Probing the (H3-H4)2 histone tetramer structure using pulsed EPR spectroscopy combined with site-directed spin labelling

Abstract

The (H3-H4)(2) histone tetramer forms the central core of nucleosomes and, as such, plays a prominent role in assembly, disassembly and positioning of nucleosomes. Despite its fundamental role in chromatin, the tetramer has received little structural investigation. Here, through the use of pulsed electron-electron double resonance spectroscopy coupled with site-directed spin labelling, we survey the structure of the tetramer in solution. We find that tetramer is structurally more heterogeneous on its own than when sequestered in the octamer or nucleosome. In particular, while the central region including the H3-H3' interface retains a structure similar to that observed in nucleosomes, other regions such as the H3 alphaN helix display increased structural heterogeneity. Flexibility of the H3 alphaN helix in the free tetramer also illustrates the potential for post-translational modifications to alter the structure of this region and mediate interactions with histone chaperones. The approach described here promises to prove a powerful system for investigating the structure of additional assemblies of histones with other important factors in chromatin assembly/fluidity.

Figure 1.

Known structure and spin labelling positions. (A) Stereo cartoon from the crystal structure (1.9 Å) of the histone octamer (PDB code 1TZY): H2A, H2B represented by transparent/grey colour; H3 by wheat; H4 by pale blue.
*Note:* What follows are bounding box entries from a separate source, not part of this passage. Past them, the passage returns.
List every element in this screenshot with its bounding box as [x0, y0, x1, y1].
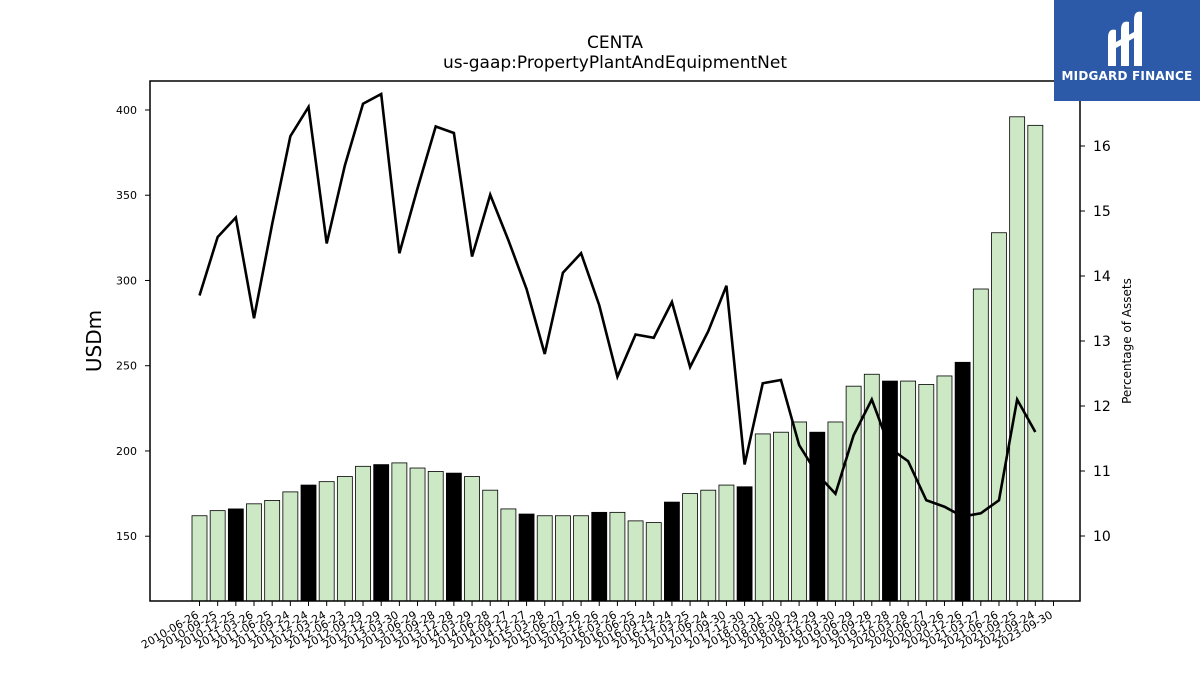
- bar: [536, 515, 553, 602]
- bar: [664, 501, 680, 602]
- bar: [736, 486, 753, 602]
- y-tick-label: 350: [116, 189, 137, 202]
- y-tick-label: 400: [116, 104, 137, 117]
- y2-tick-label: 13: [1093, 334, 1111, 350]
- bar: [773, 431, 789, 602]
- y2-tick-label: 10: [1093, 529, 1111, 545]
- bar: [918, 384, 935, 602]
- y-axis-label: USDm: [82, 310, 106, 372]
- bar: [1009, 116, 1026, 602]
- midgard-logo-icon: [1108, 11, 1142, 66]
- brand-logo: MIDGARD FINANCE: [1054, 0, 1200, 101]
- bar: [845, 385, 862, 602]
- bar: [718, 484, 735, 602]
- bar: [954, 361, 971, 602]
- bar: [318, 481, 335, 602]
- bar: [246, 503, 262, 602]
- y2-tick-label: 15: [1093, 204, 1111, 220]
- bar: [809, 431, 826, 602]
- bar: [373, 464, 390, 602]
- bar: [972, 288, 989, 602]
- bar: [409, 467, 426, 602]
- bar: [882, 380, 898, 602]
- bar: [827, 421, 844, 602]
- bar: [700, 489, 717, 602]
- bar: [900, 380, 917, 602]
- bar: [627, 520, 644, 602]
- y-tick-label: 200: [116, 445, 137, 458]
- bar: [518, 513, 535, 602]
- bar: [191, 515, 208, 602]
- bar: [936, 375, 953, 602]
- chart-subtitle: us-gaap:PropertyPlantAndEquipmentNet: [443, 53, 787, 73]
- bar: [791, 421, 808, 602]
- y2-tick-label: 12: [1093, 399, 1111, 415]
- chart-title: CENTA: [586, 33, 644, 53]
- bar: [682, 493, 698, 602]
- bar: [645, 522, 662, 602]
- bar: [555, 515, 571, 602]
- bar: [209, 510, 226, 602]
- y2-tick-label: 14: [1093, 269, 1111, 285]
- bar: [754, 433, 771, 602]
- y-tick-label: 250: [116, 360, 137, 373]
- bar: [391, 462, 408, 602]
- bar: [264, 500, 281, 602]
- series-line: [198, 91, 1037, 518]
- y2-tick-label: 11: [1093, 464, 1111, 480]
- bar: [573, 515, 589, 602]
- bar: [500, 508, 517, 602]
- bar: [445, 472, 462, 602]
- bar: [591, 511, 608, 602]
- bar: [427, 471, 444, 602]
- bar: [227, 508, 244, 602]
- y-tick-label: 300: [116, 274, 137, 287]
- y-tick-label: 150: [116, 530, 137, 543]
- bar: [991, 232, 1007, 602]
- bar: [355, 465, 371, 602]
- bar: [482, 489, 499, 602]
- bar: [609, 511, 626, 602]
- y2-axis-label: Percentage of Assets: [1120, 278, 1134, 404]
- logo-text: MIDGARD FINANCE: [1061, 69, 1193, 83]
- bar: [300, 484, 317, 602]
- bar: [282, 491, 299, 602]
- bar: [336, 476, 353, 602]
- y2-tick-label: 16: [1093, 139, 1111, 155]
- bar: [1027, 124, 1044, 602]
- bar: [464, 476, 480, 602]
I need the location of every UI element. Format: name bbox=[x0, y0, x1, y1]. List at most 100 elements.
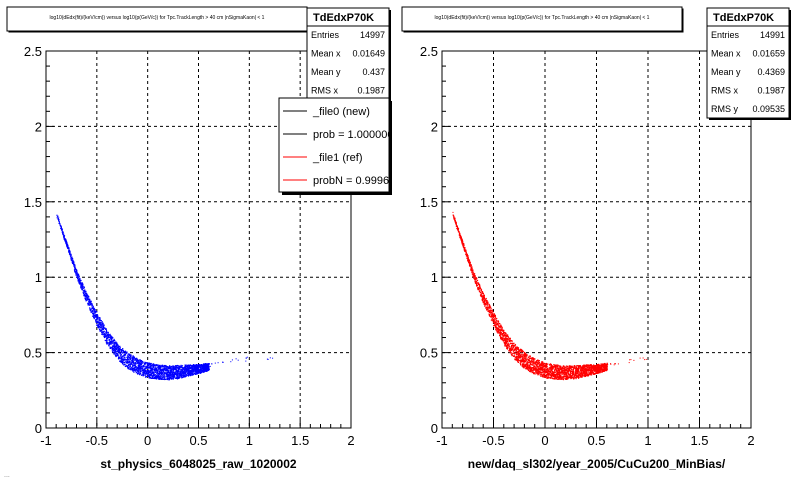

Spin label positions indicated by blue (H4) or red (H3) spheres. (B) H3 labelling positions (red) on monomer. (C) H4-labelling positions (blue) monomer. (D) Histone fold (colour coded). (E) H3 and H4 amino acid sequences with labelling sites coloured red and blue, respectively. Helices indicated by coloured boxes and β-sheets by red arrowheads.

Figure 2.

PELDOR data from the histone octamer for Group A. Results derived from label positions >4 nm apart based on predicted Cα-Cα distance. For each mutant two graphs of data are shown. Top graphs: Background corrected echo oscillations (black), Tikhonov fit (red). Bottom graphs: Tikhonov regularization-derived distance distributions (black), simulated distributions (red).

Figure 3.

PELDOR data from the histone octamer for Group B. Results derived from label positions <4 nm apart based on predicted Cα-Cα distance. For each mutant two graphs of data are shown. Top graphs: Background corrected echo oscillations (black), Tikhonov fit (red). Bottom graphs: Tikhonov regularization-derived distance distributions (black), simulated distributions (red).

Figure 4.

Comparison of tetramer and octamer PELDOR data in Group C (minor differences between octamer and tetramer measurements). For each mutant two graphs of data are shown. Top graphs: Tikhonov-derived fit to octamer PELDOR data (black), background-corrected echo oscillation from tetramer (black dots) and Tikhonov-derived fit to tetramer (red). Bottom graphs: Tikhonov regularization-derived distance distributions octamer (black), tetramer (red).

Figure 5.

Comparison of tetramer and octamer PELDOR data in Group D (major differences between octamer and tetramer measurements). For each mutant two graphs of data are shown. Top graphs: Tikhonov-derived fit to octamer PELDOR data (black), background-corrected echo oscillation from tetramer (black dots) and Tikhonov-derived fit to tetramer (red). Bottom graphs: Tikhonov regularization-derived distance distributions octamer (black), tetramer (red).

Figure 6.

Cartoon view of H3/H4 histone tetramer coloured as per histone core octamer structure. Very similar regions (blue), very dissimilar or heterogeneous regions (red), region with lack of reporting data (light blue) are depicted. The helices of histone H3 are labelled for clarity. (A) front view showing H3-H3′ interface at centre. (B) side view.